Türk dış politikasında çeşitli dönemlerde “ulusal dava” olarak kabul edilen sorunlar, belirleyici bir rol oynamıştır. Diğer bir deyişle, Türkiye dış dünyayla ilişkilerine, yabancı ülkelerin bu meselelerde aldığı tavra göre bir yön vermiştir.
Örneğin, 1960-70’lerde ve zaman zaman sonraki yıllarda Kıbrıs meselesi, Ankara’nın uluslararası camia ve özellikle Batılı ülkelerle ilişkilerini derinden etkilemiştir. Türkiye bu ülkelerin Kıbrıs’la ilgili tutumunu, onlarla ilişkilerinin “sıcaklık” veya “soğukluk” derecesi için bir kıstas olarak almıştır.
Özellikle 1970’lerde ABD ile bu nedenle yaşanan kriz, bunun açık bir göstergesidir.
Aynı şekilde 1970-80’lerden itibaren “Ermeni soykırımı” sorunu Türkiye’nin dış politikasında belirleyici bir faktör olmuştur.
Ankara Ermeni iddialarını benimseyen ülkelere sert tepki göstermiş, bazısıyla (Fransa gibi) ilişkilerinin kopma noktasına gelmesini dahi göze almıştır.
Son yıllarda PKK konusu da Türk dış politikasında önemli bir yer almış, Ankara komşu veya uzak ülkelerle ilişkilerine, onların PKK’ya karşı duruşlarına göre bir yön vermiştir.
Türkiye aynı değerlendirmesini, PKK’nın uzantısı saydığı PYD/YPG konusunda da yapmış ve bunun sonucu olarak ABD ile de karşı karşıya gelmiştir...
Batı’ya sitem
Görünüşe göre şimdi 15 Temmuz darbe girişimini kapsayan “FETÖ faktörü”, Türkiye’nin dış ilişkilerinde belirleyici bir etken oluşturuyor.
Ankara, dış ülkelerini dünya ülkelerinin başarısız darbe karşısındaki tavrına, seçilmiş hükümete ve demokrasiye desteğine ve FETÖ’nün kendi topraklarındaki faaliyetlerine göre değerlendiriyor.
Bu yeni kıstasın uygulanması bazı dost ve müttefik ülkelerle ilişkilerin bozulması sorununu yaratıyor.
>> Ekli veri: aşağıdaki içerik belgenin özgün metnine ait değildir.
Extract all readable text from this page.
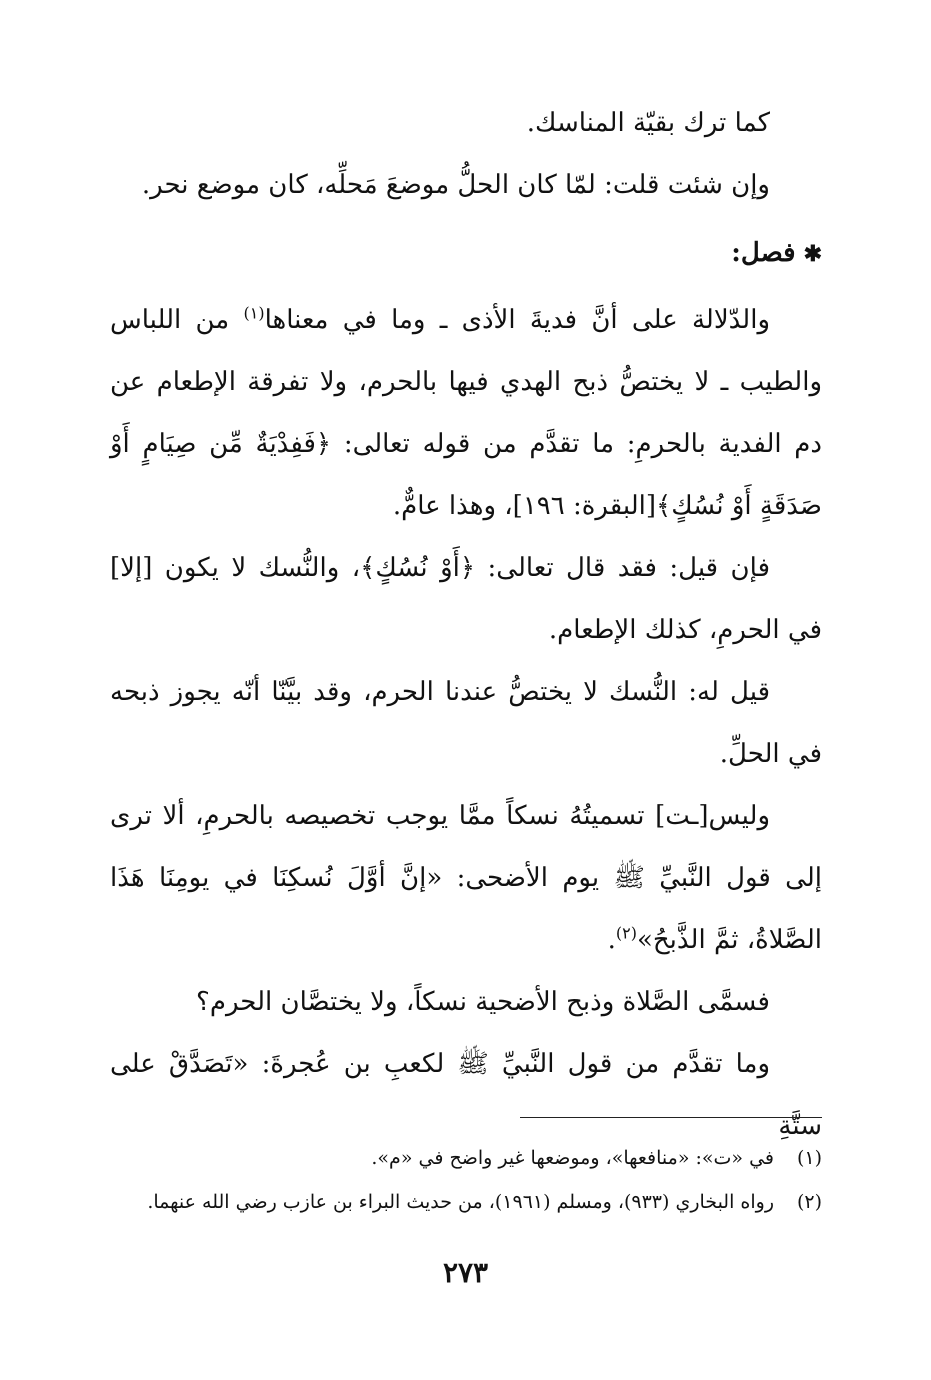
كما ترك بقيّة المناسك.

وإن شئت قلت: لمّا كان الحلُّ موضعَ مَحلِّه، كان موضع نحر.

✱فصل:

والدّلالة على أنَّ فديةَ الأذى ـ وما في معناها$^{(١)}$ من اللباس والطيب ـ لا يختصُّ ذبح الهدي فيها بالحرم، ولا تفرقة الإطعام عن دم الفدية بالحرمِ: ما تقدَّم من قوله تعالى: ﴿فَفِدْيَةٌ مِّن صِيَامٍ أَوْ صَدَقَةٍ أَوْ نُسُكٍ﴾[البقرة: ١٩٦]، وهذا عامٌّ.

فإن قيل: فقد قال تعالى: ﴿أَوْ نُسُكٍ﴾، والنُّسك لا يكون [إلا] في الحرمِ، كذلك الإطعام.

قيل له: النُّسك لا يختصُّ عندنا الحرم، وقد بيَّنّا أنّه يجوز ذبحه في الحلِّ.

وليس[ـت] تسميتُهُ نسكاً ممَّا يوجب تخصيصه بالحرمِ، ألا ترى إلى قول النَّبيِّ ﷺ يوم الأضحى: «إنَّ أوَّلَ نُسكِنَا في يومِنَا هَذَا الصَّلاةُ، ثمَّ الذَّبحُ»$^{(٢)}$.

فسمَّى الصَّلاة وذبح الأضحية نسكاً، ولا يختصَّان الحرم؟

وما تقدَّم من قول النَّبيِّ ﷺ لكعبِ بن عُجرةَ: «تَصَدَّقْ على ستَّةِ

(١)
في «ت»: «منافعها»، وموضعها غير واضح في «م».
(٢)
رواه البخاري (٩٣٣)، ومسلم (١٩٦١)، من حديث البراء بن عازب رضي الله عنهما.
٢٧٣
Örneğin ABD’nin gerek darbeyle ilgili tutumu, gerekse Fetullah Gülen’in iadesi talebine ayak sürmesi, iki ülke arasında ciddi bir gerginliğe yol açmıştır.
Aynı şekilde AB’nin önemli üye ülkelerinin darbeden sonra takındığı soğuk ve de eleştirel tavır, açıkça Ankara’yı onlardan uzaklaştırıyor.